Let \(a,b \in \mathbb{Z}\), not both zero. \(\gcd (a,b)\) is the greatest value \(d\) such that \(d|a\), \(d|b\).
greatest common divisor is a linear combination
We can write \(\gcd (a,b) = as+bt\) for some \(s,t \in \mathbb{Z}\).
Let us define:
\begin{equation} S = \{am + bn: m,n \in \mathbb{Z}, am+bn > 0\} \end{equation}
We will first check that \(S\) is non-empty. To do so, let \(a\) be negative and \(b\) be positive. Then, set \(m = -1\), \(n = 1\). We can see that \(am + bn > 0\), satisfying the conditions of the set.
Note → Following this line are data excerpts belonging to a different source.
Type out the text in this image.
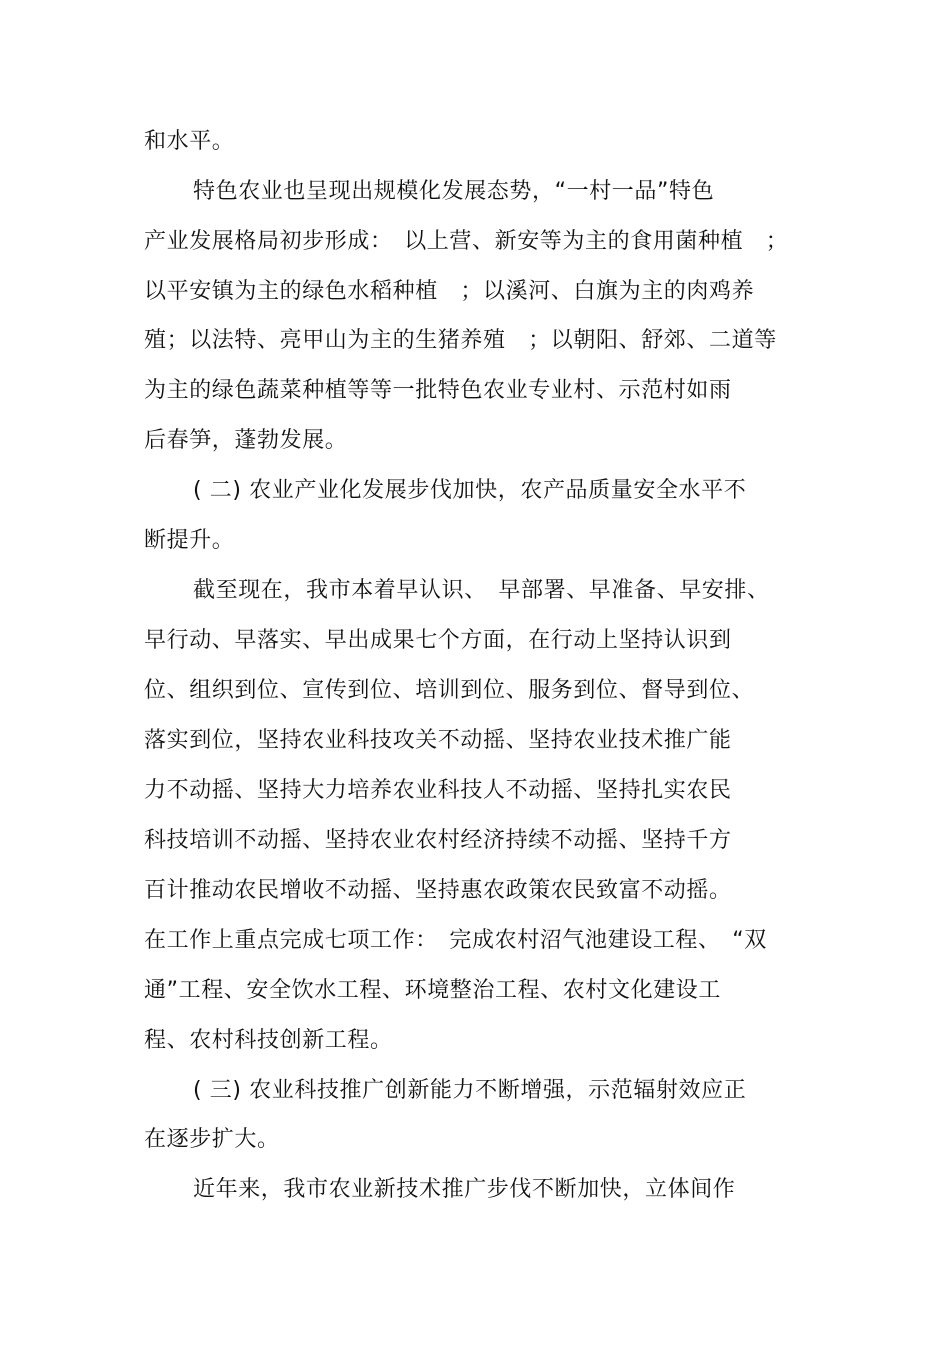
和水平。
特色农业也呈现出规模化发展态势，“一村一品”特色
产业发展格局初步形成：　以上营、新安等为主的食用菌种植　；
以平安镇为主的绿色水稻种植　；以溪河、白旗为主的肉鸡养
殖；以法特、亮甲山为主的生猪养殖　；以朝阳、舒郊、二道等
为主的绿色蔬菜种植等等一批特色农业专业村、示范村如雨
后春笋，蓬勃发展。
( 二) 农业产业化发展步伐加快，农产品质量安全水平不
断提升。
截至现在，我市本着早认识、　早部署、早准备、早安排、
早行动、早落实、早出成果七个方面，在行动上坚持认识到
位、组织到位、宣传到位、培训到位、服务到位、督导到位、
落实到位，坚持农业科技攻关不动摇、坚持农业技术推广能
力不动摇、坚持大力培养农业科技人不动摇、坚持扎实农民
科技培训不动摇、坚持农业农村经济持续不动摇、坚持千方
百计推动农民增收不动摇、坚持惠农政策农民致富不动摇。
在工作上重点完成七项工作：　完成农村沼气池建设工程、　“双
通”工程、安全饮水工程、环境整治工程、农村文化建设工
程、农村科技创新工程。
( 三) 农业科技推广创新能力不断增强，示范辐射效应正
在逐步扩大。
近年来，我市农业新技术推广步伐不断加快，立体间作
In a similar manner, we can demonstrate that regardless of the choice of \(a, b\), \(S\) is non-empty.
Furthermore, integral linear combinations are integers, so \(S\) is a non-empty subset of \(\mathbb{Z}\).
We can now invoke WOP. There is some smallest \(d \in S\). Let’s call \(d = as +dt\). We desire that \(d\) is actually \(\gcd (a,b)\).
\(d\) is a common divisor of \(a,b\)
WLOG write some:
\begin{equation} a = dq + r \end{equation}
using division algorithm. Because \(d \in S\), we can write now:
\begin{equation} a = (as+bt) q + r \end{equation}
We desire that now \(r = 0\) so that we can write \(d|a\). We can write:
\begin{equation} r = a-dq \end{equation}
(notice! \(a\) is a linear combination of \(a,b\), and \(d\) is given to be such)
\begin{equation} r = a-dq = (1a + 0b) - (as+bt)q = a(1-qs) + b(-tq) \end{equation}
Recall that \(r < d\) because \(r\) is a remainder. And of course \(r\) is defined to be positive or \(0\) by the division algorithm.
So:
\begin{equation} 0 \leq a(1-qs) + b(-tq) <d \end{equation}
Now, you will note this middle thing, which is equal to \(r\), is itself a positive linear combination of \(a,b\). Furthermore, it is smaller than \(d\). We already have that \(d\) is the smallest element of \(S\), which means the only other value \(r\) can take on is \(0\).
This leads to conclude:
\begin{equation} a = dq + 0 \end{equation}
so \(d|a\), WLOG \(d|b\).
\(d\) is the greatest common divisor
Proof:
Let \(d’\) be a common divisor of \(a,b\). This means there are some \(m’, n’\) such that:
\begin{align} a &= d’ m’ \\ b &= d’ n' \end{align}
Recall that \(d = as + bt\). This means:
\begin{equation} d = as + bt = (d’ m’)s + (d’ n’)t = d’ (m’ s + n’ t) \end{equation}
This means that \(d’ | d\). Now, \(d \in S\), and everything in \(S\) is positive. Therefore, \(d\) must be the greatest common divisor because it is divisible (and therefore bigger in magnitude than) any \(d’\).
Which means that \(d\) must be the greatest common divisor